Yes! It's right next to you, the supermarket at your doorstep that you visit every week - Sheng Siong.
Let's quickly understand Sheng Siong from the aspects of quality and current valuation:
1. Sheng Siong itself has good quality:
The current P/E ratio of Shengsong is approximately 16, with a dividend yield of 4%.
2) Singapore's unique neighborhood center model and high service costs are the basis for the survival of the neighborhood supermarket model. It's difficult for other countries to replicate this model. Investors should not just copy blindly. The supermarket models that can survive in the USA and Singapore are completely different species.
3) Still maintaining steady growth. The pace of new stores is not fast, after all, land is scarce in Singapore. The undeveloped areas are becoming less and less, but there are still HDBs, commercial centers, and neighborhood centers being continuously developed. Although the increase in this part is not substantial each year, it is still a significant increment that cannot be overlooked.
4) A reliable and stable management team.
Is the company a good company, but is it cheap now?

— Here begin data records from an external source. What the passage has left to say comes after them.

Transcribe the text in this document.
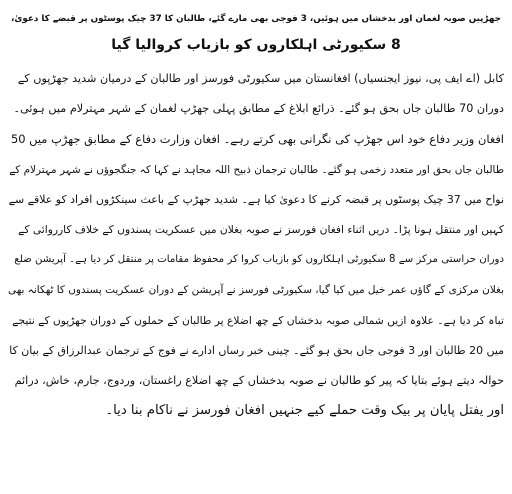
جھڑپیں صوبہ لغمان اور بدخشاں میں ہوئیں، 3 فوجی بھی مارے گئے، طالبان کا 37 چیک پوسٹوں پر قبضے کا دعویٰ،
8 سکیورٹی اہلکاروں کو بازیاب کروالیا گیا
کابل (اے ایف پی، نیوز ایجنسیاں) افغانستان میں سکیورٹی فورسز اور طالبان کے درمیان شدید جھڑپوں کے
دوران 70 طالبان جاں بحق ہو گئے۔ ذرائع ابلاغ کے مطابق پہلی جھڑپ لغمان کے شہر مہترلام میں ہوئی۔
افغان وزیر دفاع خود اس جھڑپ کی نگرانی بھی کرتے رہے۔ افغان وزارت دفاع کے مطابق جھڑپ میں 50
طالبان جاں بحق اور متعدد زخمی ہو گئے۔ طالبان ترجمان ذبیح اللہ مجاہد نے کہا کہ جنگجوؤں نے شہر مہترلام کے
نواح میں 37 چیک پوسٹوں پر قبضہ کرنے کا دعویٰ کیا ہے۔ شدید جھڑپ کے باعث سینکڑوں افراد کو علاقے سے
کہیں اور منتقل ہونا پڑا۔ دریں اثناء افغان فورسز نے صوبہ بغلان میں عسکریت پسندوں کے خلاف کارروائی کے
دوران حراستی مرکز سے 8 سکیورٹی اہلکاروں کو بازیاب کروا کر محفوظ مقامات پر منتقل کر دیا ہے۔ آپریشن ضلع
بغلان مرکزی کے گاؤں عمر خیل میں کیا گیا، سکیورٹی فورسز نے آپریشن کے دوران عسکریت پسندوں کا ٹھکانہ بھی
تباہ کر دیا ہے۔ علاوہ ازیں شمالی صوبہ بدخشاں کے چھ اضلاع پر طالبان کے حملوں کے دوران جھڑپوں کے نتیجے
میں 20 طالبان اور 3 فوجی جاں بحق ہو گئے۔ چینی خبر رساں ادارے نے فوج کے ترجمان عبدالرزاق کے بیان کا
حوالہ دیتے ہوئے بتایا کہ پیر کو طالبان نے صوبہ بدخشاں کے چھ اضلاع راغستان، وردوج، جارم، خاش، درائم
اور یفتل پایان پر بیک وقت حملے کیے جنہیں افغان فورسز نے ناکام بنا دیا۔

2)新加坡特有的邻里中心的模式和高服务成本,是邻里中心超市模式生存的基础。其他国家难以复制这种模式。投资者也不要生搬硬套。在美国能生存的好的超市模式和新加坡的超市模式那完全是两个物种。
Confused myself, the head of the confused family fund. Good at layout of global high-quality assets, good at buying at low levels, holding high-quality assets for long-term gains.

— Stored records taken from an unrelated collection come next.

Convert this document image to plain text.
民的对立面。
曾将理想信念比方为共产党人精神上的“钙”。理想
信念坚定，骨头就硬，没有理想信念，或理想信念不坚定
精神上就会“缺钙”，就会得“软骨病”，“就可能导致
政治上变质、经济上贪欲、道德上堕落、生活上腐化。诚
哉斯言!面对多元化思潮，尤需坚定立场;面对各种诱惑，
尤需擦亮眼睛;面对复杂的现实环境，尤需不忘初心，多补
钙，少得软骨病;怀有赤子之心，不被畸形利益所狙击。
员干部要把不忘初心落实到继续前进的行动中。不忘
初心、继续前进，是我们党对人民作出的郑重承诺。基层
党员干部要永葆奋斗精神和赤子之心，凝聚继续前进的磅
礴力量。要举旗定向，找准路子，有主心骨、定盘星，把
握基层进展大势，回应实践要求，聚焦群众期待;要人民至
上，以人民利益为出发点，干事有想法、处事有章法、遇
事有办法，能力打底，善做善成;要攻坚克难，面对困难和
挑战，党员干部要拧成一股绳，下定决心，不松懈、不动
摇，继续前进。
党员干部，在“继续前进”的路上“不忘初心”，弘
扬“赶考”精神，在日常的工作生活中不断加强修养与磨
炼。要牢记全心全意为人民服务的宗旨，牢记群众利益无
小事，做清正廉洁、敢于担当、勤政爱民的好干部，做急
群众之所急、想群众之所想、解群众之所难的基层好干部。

Confused likes to blow the whistle at low levels, especially when high-quality targets are neglected. Earlier the opportunities of S-reits were introduced, and there has been a wave of market trends in August. What are the other good opportunities to come?
Yes! It's right next to you, the supermarket at your doorstep that you visit every week - Sheng Siong.
Let's quickly understand Sheng Siong from the aspects of quality and current valuation:
1. Sheng Siong itself has good quality:
The current P/E ratio of Shengsong is approximately 16, with a dividend yield of 4%.
2) Singapore's unique neighborhood center model and high service costs are the basis for the survival of the neighborhood supermarket model. It's difficult for other countries to replicate this model. Investors should not just copy blindly. The supermarket models that can survive in the USA and Singapore are completely different species.
3) Still maintaining steady growth. The pace of new stores is not fast, after all, land is scarce in Singapore. The undeveloped areas are becoming less and less, but there are still HDBs, commercial centers, and neighborhood centers being continuously developed. Although the increase in this part is not substantial each year, it is still a significant increment that cannot be overlooked.
4) A reliable and stable management team.
Is the company a good company, but is it cheap now?
2)新加坡特有的邻里中心的模式和高服务成本,是邻里中心超市模式生存的基础。其他国家难以复制这种模式。投资者也不要生搬硬套。在美国能生存的好的超市模式和新加坡的超市模式那完全是两个物种。